Na condição de limite da atividade dos poderes públicos, a dignidade necessariamente é algo que pertence a cada um e que não pode ser perdido ou alienado. Assim, a dignidade, na sua perspectiva assistencial da pessoa humana, poderá, à vista dessas circunstâncias, sobrepor-se em face da crescente globalização das culturas contemporâneas, onde a riqueza, a informação e a internacionalização estão em primeiro plano, sem qualquer preocupação com a pessoa humana e com a dignidade que lhe é imanente, em especial com relação àqueles que estão inseridos no campo de trabalho.
Impõe-se o seu reconhecimento e proteção pela ordem jurídica, que deve zelar para que todos recebam igual consideração e respeito por parte do Estado e da comunidade, o que, de resto, aponta para a dimensão política da dignidade.
O que se pode perceber, em última análise, é que onde não houver respeito pela vida e pela integridade física e moral do ser humano, onde as condições mínimas para uma existência digna não forem asseguradas, onde não houver limitação do poder, enfim, onde a liberdade e a autonomia, a igualdade e os direitos fundamentais não forem reconhecidos e minimamente assegurados, não haverá espaço para a dignidade da pessoa humana e esta, por sua vez, será constante vítima de arbitrariedades e injustiças.
O Estado Constitucional Democrático da atualidade é um Estado, pois, de abertura constitucional, radicado no princípio da dignidade do ser humano. É exatamente o que se vê, por exemplo, do disposto no artigo 1º, inciso III, da Constituição Federal do Brasil.
Com efeito, também os assim denominados direitos sociais, econômicos e culturais, seja na condição de direitos de defesa (negativos), seja na sua dimensão prestacional (atuando como direitos positivos), constituem exigência e concretização da dignidade da pessoa humana.
À vista deste contexto, verifica-se que o princípio da dignidade da pessoa humana não apenas impõe um dever de abstenção, mas também legitima condutas positivas tendentes a efetivar e proteger a dignidade do indivíduo.
Como já ficou consignado, com o crescimento do poderio econômico, o desenvolvimento tecnológico e a imprensa cada vez mais veloz, o Estado Contemporâneo está mais fragilizado e enfrenta dificuldades como tutor das garantias e direitos fundamentais da população. De fato, os Estados Contemporâneos têm se transformado de sujeitos soberanos em atores estratégicos, defendendo interesses que se espera representem um sistema voltado para a globalização, dentro de uma soberania sistematicamente compartilhada.

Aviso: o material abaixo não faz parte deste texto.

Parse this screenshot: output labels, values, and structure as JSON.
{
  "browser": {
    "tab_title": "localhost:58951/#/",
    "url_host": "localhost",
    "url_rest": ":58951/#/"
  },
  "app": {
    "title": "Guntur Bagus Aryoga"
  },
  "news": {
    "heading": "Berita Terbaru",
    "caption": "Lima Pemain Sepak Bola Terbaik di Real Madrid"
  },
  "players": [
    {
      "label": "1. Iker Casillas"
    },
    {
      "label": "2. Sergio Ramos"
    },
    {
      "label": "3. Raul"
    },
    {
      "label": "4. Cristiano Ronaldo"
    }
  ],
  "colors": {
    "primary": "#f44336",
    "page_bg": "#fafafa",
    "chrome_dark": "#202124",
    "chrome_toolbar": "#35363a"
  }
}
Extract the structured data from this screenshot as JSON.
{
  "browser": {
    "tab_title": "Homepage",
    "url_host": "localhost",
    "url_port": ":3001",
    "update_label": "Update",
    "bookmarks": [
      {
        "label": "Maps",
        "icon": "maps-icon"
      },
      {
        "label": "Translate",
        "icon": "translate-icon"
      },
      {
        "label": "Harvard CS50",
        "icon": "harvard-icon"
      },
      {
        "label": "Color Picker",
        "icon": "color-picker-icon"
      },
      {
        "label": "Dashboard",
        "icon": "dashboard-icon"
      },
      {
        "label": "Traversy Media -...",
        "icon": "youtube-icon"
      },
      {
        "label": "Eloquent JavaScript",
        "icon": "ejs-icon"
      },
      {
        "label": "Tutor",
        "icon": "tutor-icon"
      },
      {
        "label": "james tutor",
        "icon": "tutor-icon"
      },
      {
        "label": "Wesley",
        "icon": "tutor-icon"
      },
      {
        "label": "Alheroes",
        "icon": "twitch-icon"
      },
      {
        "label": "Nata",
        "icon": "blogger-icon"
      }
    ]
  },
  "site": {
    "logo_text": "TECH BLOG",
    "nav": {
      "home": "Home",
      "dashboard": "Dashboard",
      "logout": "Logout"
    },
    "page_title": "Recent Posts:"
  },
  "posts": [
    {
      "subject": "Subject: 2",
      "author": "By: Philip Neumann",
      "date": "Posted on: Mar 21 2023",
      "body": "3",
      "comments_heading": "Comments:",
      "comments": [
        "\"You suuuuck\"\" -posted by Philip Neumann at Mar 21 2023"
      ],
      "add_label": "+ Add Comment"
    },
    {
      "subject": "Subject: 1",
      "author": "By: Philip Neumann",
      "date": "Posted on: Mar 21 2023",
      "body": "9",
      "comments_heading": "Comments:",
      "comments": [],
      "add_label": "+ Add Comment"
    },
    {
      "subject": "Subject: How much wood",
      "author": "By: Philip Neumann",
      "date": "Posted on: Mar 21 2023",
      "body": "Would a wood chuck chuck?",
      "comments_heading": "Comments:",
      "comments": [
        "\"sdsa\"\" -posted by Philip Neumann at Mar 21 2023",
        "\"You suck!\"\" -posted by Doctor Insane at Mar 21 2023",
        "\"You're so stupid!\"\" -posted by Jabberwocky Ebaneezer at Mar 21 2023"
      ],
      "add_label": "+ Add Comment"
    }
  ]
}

O futuro é incerto, realmente. Não há como prever qual será a solução para um acordo entre todos esses poderes e a garantia dos direitos dos cidadãos, mas a luta deve ser por um espaço público cada vez mais democrático. E apesar de estarem previstas na Constituição Federal, a batalha para assegurar as garantias deve ser constante. Diferente da época dos regimes de exceção no país, o Estado não pode ser mais confundido com um inimigo do cidadão – muito pelo contrário, é o cidadão que legitima a própria existência do Estado.
Porém, a efetiva possibilidade de uma humanização e civilização da globalização econômica, com a consequente neutralização ou pelo menos redução dos seus efeitos vorazes em relação ao homem, encontra forte sustentáculo a ideia de uma globalização jurídica a partir do referencial da dignidade da pessoa humana e dos direitos fundamentais que lhe são inerentes. Noutras palavras: tem-se tentado imprimir um conteúdo ético à globalização, resgatando, com isso, no eixo central da dignidade da pessoa humana, o fator de legitimação do próprio Estado, em si mesmo considerado.
Quando se fala da existência de um homo globalizatus, considerando a cada vez maior facilidade de acesso às comunicações e informações, bem como a capacidade de consumo de parte da população mundial, urge que, na mesma medida, se possa também vir falar numa correspondente globalização da dignidade e dos direitos fundamentais, sem a qual, em verdade, o que teremos cada vez mais é a existência de alguns “homens globalizantes” e uma multidão de “homens globalizados”, sinalizadora de uma lamentável, mas cada vez menos contornável e controlável, transformação de muitos Estados democráticos de Direito em verdadeiros “estados neocoloniais”.
E é no principio da dignidade da pessoa humana que o Estado Contemporâneo pode ressuscitar sua identidade, esta perdida com advento de uma sociedade globalizada em que o capitalismo, atrelado aos principais meios de comunicação, vem absorvendo o sentido do homem digno, fazendo com que, consequentemente, tal principio sucumba frente ao poderio dos países e das empresas imperialistas.
Basta que o Estado desenvolva políticas econômicas que viabilizem o desenvolvimento da Nação. Basta que haja o pleno exercício da liberdade, em sua acepção substancial. Basta, enfim, que o ordenamento jurídico esteja efetivamente voltado para a manutenção do Estado Democrático de Direito, em que, verdadeiramente, seja salvaguardada a dignidade da pessoa humana.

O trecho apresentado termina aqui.